There is a very high prevalence of premature ejaculation, with approximately 35 to 40 percent of men treated for sexual problems mentioning the disorder as their primary concern. Anxiety, lack of experience, immaturity, and infrequency of sex are the most common causes of premature ejaculation.
What is Male Orgasmic Disorder?
Male orgasmic disorder is diagnosed when a man either has enormous difficulty ejaculating during sex or cannot have an orgasm at all. It can either be termed a lifelong orgasmic disorder if he has never been able to ejaculate or categorized as an acquired disorder if it developed following normal function. There is some controversy among experts as to whether or not an orgasm must include ejaculation as men have reported that they do ejaculate, but fail to achieve the pleasure normally associated with orgasm.
With a prevalence of only 5%, male orgasmic disorder is much less common than premature ejaculation or impotence. The lifelong variety frequently reflects an inability to achieve intimacy or even closeness, not just sexually, but with all relationships. Often, a rigidly religious upbringing resulted in the perception of sex as sinful and genitals or contact with genitals as “dirty”. Those with obsessive-compulsive disorder are especially at risk for this sexual disorder.

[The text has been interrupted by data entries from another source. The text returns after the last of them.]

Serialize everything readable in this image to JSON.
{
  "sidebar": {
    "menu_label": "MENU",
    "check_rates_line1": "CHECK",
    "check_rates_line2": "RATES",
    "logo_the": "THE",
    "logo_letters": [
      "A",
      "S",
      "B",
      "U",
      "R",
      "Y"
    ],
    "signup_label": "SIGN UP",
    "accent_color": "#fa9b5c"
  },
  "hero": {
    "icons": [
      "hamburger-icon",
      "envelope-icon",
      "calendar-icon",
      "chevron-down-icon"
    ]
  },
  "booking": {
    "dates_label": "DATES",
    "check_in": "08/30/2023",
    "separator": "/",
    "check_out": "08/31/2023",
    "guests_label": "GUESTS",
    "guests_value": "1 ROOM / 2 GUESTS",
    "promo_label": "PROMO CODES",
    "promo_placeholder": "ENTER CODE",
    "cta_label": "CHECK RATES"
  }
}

Problems within an already existing relationship such as loss of sexual attraction, a demanding partner can be the source of acquired male orgasmic disorder; failing to ejaculate can indicate hostility toward a partner or toward women in general.
Where Can I Find Additional Information on Male Sexual Disorders?
Many of the books about male sexual disorders are written from the standpoint of mental health clinicians and physicians. However, two that have received good reviews from the general public are Coping with Erectile Dysfunction: How to Regain Confidence & Enjoy Great Sex by Michael E. Metz and Barry W. McCarthy,and Sexual Healing: The Complete Guide to Overcoming Common Sexual Problems, written by Barbara Keesling.
Comer, R.J. (1996). Fundamentals of Abnormal Psychology. New York: W.H. Freeman and Company.
Kaplan, H.I., &Sadoc, B.J. (1996). Concise Textbook of Clinical Psychiatry. Baltimore, MD: Williams & Wilkins.